Si Levitz a raison, alors le meilleur pari de Sanders est de centrer le reste de la bataille des primaires sur l’éligibilité. Certes, Biden serait en mesure de répondre avec ses propres arguments sur l’éligibilité en faisant appel à l’auto-identification de Sanders comme socialiste et sur ses commentaires radicaux passés qui ne plaisent pas aux centristes [les références de Sanders sur le système de santé à Cuba ou la campagne d’alphabétisation]. Mais la réponse appropriée à cela est qu’il y a peu de preuves que les électeurs se soucient de ces questions. En revanche, ils se soucient beaucoup de la sécurité sociale, des guerres sans fin au Moyen-Orient et des accords de libre-échange qui ont ravagé l’économie du Midwest [les Etats de la côte des Grands Lacs, et la majeure partie de la Corn Belt, soit l’Iowa, l’Indiana, l’Illinois et l’Ohio].

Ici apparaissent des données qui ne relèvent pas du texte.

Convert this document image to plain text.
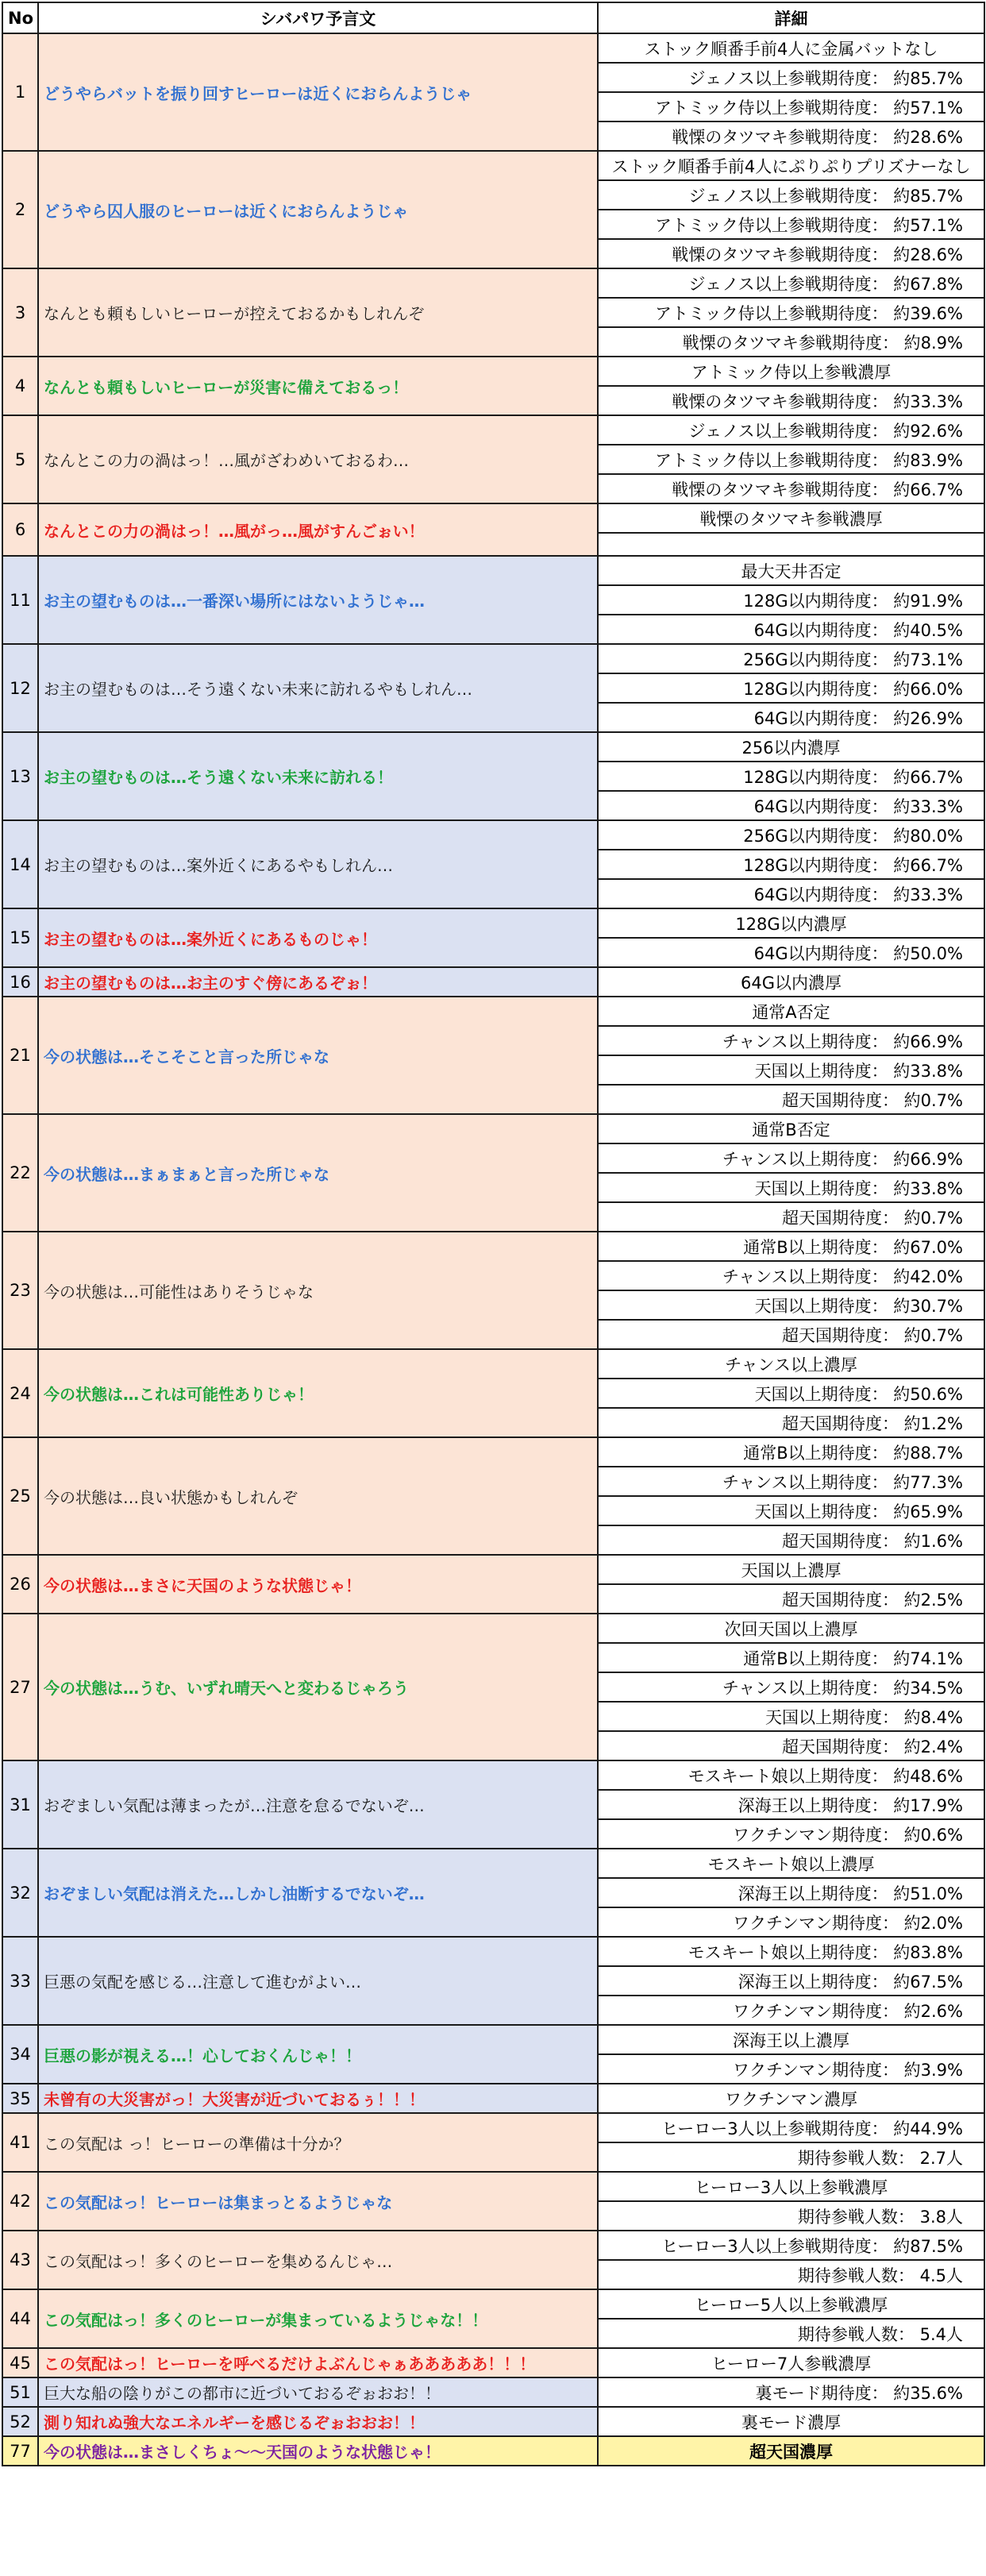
No	シバパワ予言文	詳細
1	どうやらバットを振り回すヒーローは近くにおらんようじゃ	ストック順番手前4人に金属バットなし
		ジェノス以上参戦期待度： 約85.7%
		アトミック侍以上参戦期待度： 約57.1%
		戦慄のタツマキ参戦期待度： 約28.6%
2	どうやら囚人服のヒーローは近くにおらんようじゃ	ストック順番手前4人にぷりぷりプリズナーなし
		ジェノス以上参戦期待度： 約85.7%
		アトミック侍以上参戦期待度： 約57.1%
		戦慄のタツマキ参戦期待度： 約28.6%
3	なんとも頼もしいヒーローが控えておるかもしれんぞ	ジェノス以上参戦期待度： 約67.8%
		アトミック侍以上参戦期待度： 約39.6%
		戦慄のタツマキ参戦期待度： 約8.9%
4	なんとも頼もしいヒーローが災害に備えておるっ！	アトミック侍以上参戦濃厚
		戦慄のタツマキ参戦期待度： 約33.3%
5	なんとこの力の渦はっ！…風がざわめいておるわ…	ジェノス以上参戦期待度： 約92.6%
		アトミック侍以上参戦期待度： 約83.9%
		戦慄のタツマキ参戦期待度： 約66.7%
6	なんとこの力の渦はっ！…風がっ…風がすんごぉい！	戦慄のタツマキ参戦濃厚

11	お主の望むものは…一番深い場所にはないようじゃ…	最大天井否定
		128G以内期待度： 約91.9%
		64G以内期待度： 約40.5%
12	お主の望むものは…そう遠くない未来に訪れるやもしれん…	256G以内期待度： 約73.1%
		128G以内期待度： 約66.0%
		64G以内期待度： 約26.9%
13	お主の望むものは…そう遠くない未来に訪れる！	256以内濃厚
		128G以内期待度： 約66.7%
		64G以内期待度： 約33.3%
14	お主の望むものは…案外近くにあるやもしれん…	256G以内期待度： 約80.0%
		128G以内期待度： 約66.7%
		64G以内期待度： 約33.3%
15	お主の望むものは…案外近くにあるものじゃ！	128G以内濃厚
		64G以内期待度： 約50.0%
16	お主の望むものは…お主のすぐ傍にあるぞぉ！	64G以内濃厚
21	今の状態は…そこそこと言った所じゃな	通常A否定
		チャンス以上期待度： 約66.9%
		天国以上期待度： 約33.8%
		超天国期待度： 約0.7%
22	今の状態は…まぁまぁと言った所じゃな	通常B否定
		チャンス以上期待度： 約66.9%
		天国以上期待度： 約33.8%
		超天国期待度： 約0.7%
23	今の状態は…可能性はありそうじゃな	通常B以上期待度： 約67.0%
		チャンス以上期待度： 約42.0%
		天国以上期待度： 約30.7%
		超天国期待度： 約0.7%
24	今の状態は…これは可能性ありじゃ！	チャンス以上濃厚
		天国以上期待度： 約50.6%
		超天国期待度： 約1.2%
25	今の状態は…良い状態かもしれんぞ	通常B以上期待度： 約88.7%
		チャンス以上期待度： 約77.3%
		天国以上期待度： 約65.9%
		超天国期待度： 約1.6%
26	今の状態は…まさに天国のような状態じゃ！	天国以上濃厚
		超天国期待度： 約2.5%
27	今の状態は…うむ、いずれ晴天へと変わるじゃろう	次回天国以上濃厚
		通常B以上期待度： 約74.1%
		チャンス以上期待度： 約34.5%
		天国以上期待度： 約8.4%
		超天国期待度： 約2.4%
31	おぞましい気配は薄まったが…注意を怠るでないぞ…	モスキート娘以上期待度： 約48.6%
		深海王以上期待度： 約17.9%
		ワクチンマン期待度： 約0.6%
32	おぞましい気配は消えた…しかし油断するでないぞ…	モスキート娘以上濃厚
		深海王以上期待度： 約51.0%
		ワクチンマン期待度： 約2.0%
33	巨悪の気配を感じる…注意して進むがよい…	モスキート娘以上期待度： 約83.8%
		深海王以上期待度： 約67.5%
		ワクチンマン期待度： 約2.6%
34	巨悪の影が視える…！心しておくんじゃ！！	深海王以上濃厚
		ワクチンマン期待度： 約3.9%
35	未曾有の大災害がっ！大災害が近づいておるぅ！！！	ワクチンマン濃厚
41	この気配は っ！ヒーローの準備は十分か？	ヒーロー3人以上参戦期待度： 約44.9%
		期待参戦人数： 2.7人
42	この気配はっ！ヒーローは集まっとるようじゃな	ヒーロー3人以上参戦濃厚
		期待参戦人数： 3.8人
43	この気配はっ！多くのヒーローを集めるんじゃ…	ヒーロー3人以上参戦期待度： 約87.5%
		期待参戦人数： 4.5人
44	この気配はっ！多くのヒーローが集まっているようじゃな！！	ヒーロー5人以上参戦濃厚
		期待参戦人数： 5.4人
45	この気配はっ！ヒーローを呼べるだけよぶんじゃぁあああああ！！！	ヒーロー7人参戦濃厚
51	巨大な船の陰りがこの都市に近づいておるぞぉおお！！	裏モード期待度： 約35.6%
52	測り知れぬ強大なエネルギーを感じるぞぉおおお！！	裏モード濃厚
77	今の状態は…まさしくちょ～～天国のような状態じゃ！	超天国濃厚
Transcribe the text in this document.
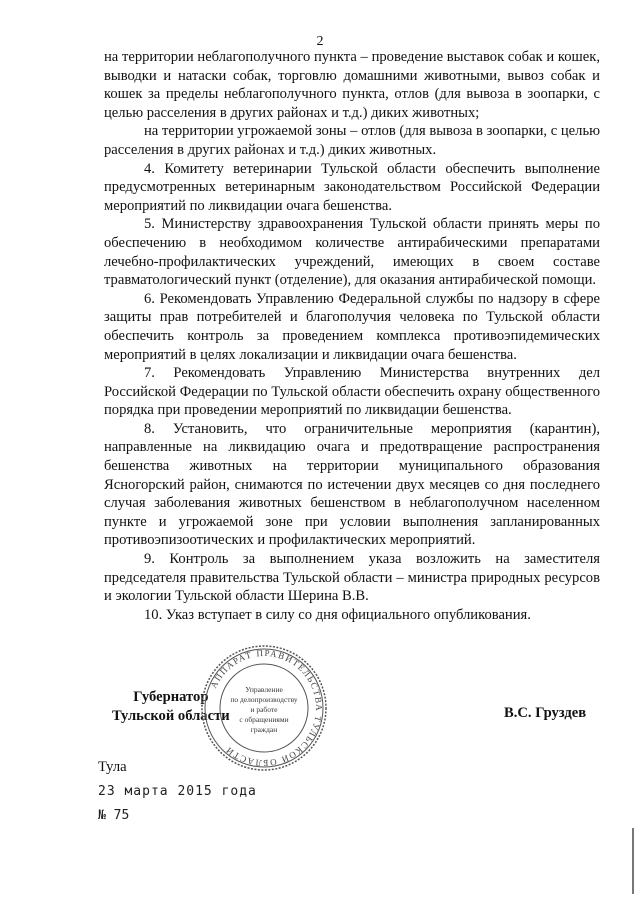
2

на территории неблагополучного пункта – проведение выставок собак и кошек, выводки и натаски собак, торговлю домашними животными, вывоз собак и кошек за пределы неблагополучного пункта, отлов (для вывоза в зоопарки, с целью расселения в других районах и т.д.) диких животных;

на территории угрожаемой зоны – отлов (для вывоза в зоопарки, с целью расселения в других районах и т.д.) диких животных.

4. Комитету ветеринарии Тульской области обеспечить выполнение предусмотренных ветеринарным законодательством Российской Федерации мероприятий по ликвидации очага бешенства.

5. Министерству здравоохранения Тульской области принять меры по обеспечению в необходимом количестве антирабическими препаратами лечебно-профилактических учреждений, имеющих в своем составе травматологический пункт (отделение), для оказания антирабической помощи.

6. Рекомендовать Управлению Федеральной службы по надзору в сфере защиты прав потребителей и благополучия человека по Тульской области обеспечить контроль за проведением комплекса противоэпидемических мероприятий в целях локализации и ликвидации очага бешенства.

7. Рекомендовать Управлению Министерства внутренних дел Российской Федерации по Тульской области обеспечить охрану общественного порядка при проведении мероприятий по ликвидации бешенства.

8. Установить, что ограничительные мероприятия (карантин), направленные на ликвидацию очага и предотвращение распространения бешенства животных на территории муниципального образования Ясногорский район, снимаются по истечении двух месяцев со дня последнего случая заболевания животных бешенством в неблагополучном населенном пункте и угрожаемой зоне при условии выполнения запланированных противоэпизоотических и профилактических мероприятий.

9. Контроль за выполнением указа возложить на заместителя председателя правительства Тульской области – министра природных ресурсов и экологии Тульской области Шерина В.В.

10. Указ вступает в силу со дня официального опубликования.

Губернатор
Тульской области
АППАРАТ ПРАВИТЕЛЬСТВА ТУЛЬСКОЙ ОБЛАСТИ
Управление
по делопроизводству
и работе
с обращениями
граждан
В.С. Груздев
Тула
23 марта 2015 года
№ 75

L’autre argument clé de l’éligibilité concerne la nature de la coalition de Sanders. Comme aucun autre candidat, Sanders attire des électeurs et électrices de moins de 45 ans. C’est maintenant la plus grande cohorte de l’électorat. Toutefois, ils ont un taux de participation beaucoup plus faible que leurs aînés. Sanders pourrait soutenir de manière plausible que les démocrates partisans plus âgés sont susceptibles de voter quel que soit le candidat, comme ils l’ont fait en 2016 et lors des élections de mi-mandat de 2018, parce qu’ils détestent Donald Trump. Mais les jeunes électeurs sont plus disputés: ils peuvent se rendre aux urnes ou non. Pour maximiser l’impact de la coalition démocrate, le parti doit donc choisir quelqu’un qui attire les jeunes.

La dernière chose que Sanders doit faire est de moduler le message de son propre côté afin qu’il soit plus centré sur les problèmes et évite les attaques inutiles contre les démocrates modérés. Mardi soir, Marianne Williamson, partisane de Sanders, a déclaré sur un tweet: «Ce n’était pas une renaissance [de la candidature de Biden], c’était un coup d’Etat. Le Russiagate [soupçon de collusion entre des membres de l’équipe Trump et la Russie lors des élections de 2016] n’était pas un coup d’Etat. Robert Mueller [procureur qui mena l’enquête sur le Russiagate] n’était pas un coup d’Etat [selon la formule de Trump]. La destitution n’était pas un coup d’Etat. Ce qui s’est passé hier [la cascade de ralliements à Biden] était un coup d’Etat. Et nous allons le repousser.» Williamson a ensuite supprimé le tweet. Ce genre de langage immodéré et conspirateur mine toute possibilité pour Sanders de se présenter comme un unificateur.

Sanders est en retard. Mais il est toujours l’un des deux candidats qui ont une chance de remporter l’investiture démocrate [lors de la Convention démocrate du 13 au 16 juillet 2020]. Dès lors, il doit présenter des arguments qui convaincront les personnes extérieures au bercail qu’il est celui qui peut rassembler le parti. (Article paru dans The Nation en date du 4 mars 2020; traduction par la rédaction Alencontre; The Nation est une publication historique de tonalité social-démocrate qui s’adresse, entre autres, à l’aile «gauche» du Parti démocrate).

Jeet Heer est le responsable pour les questions nationales auprès de The Nation.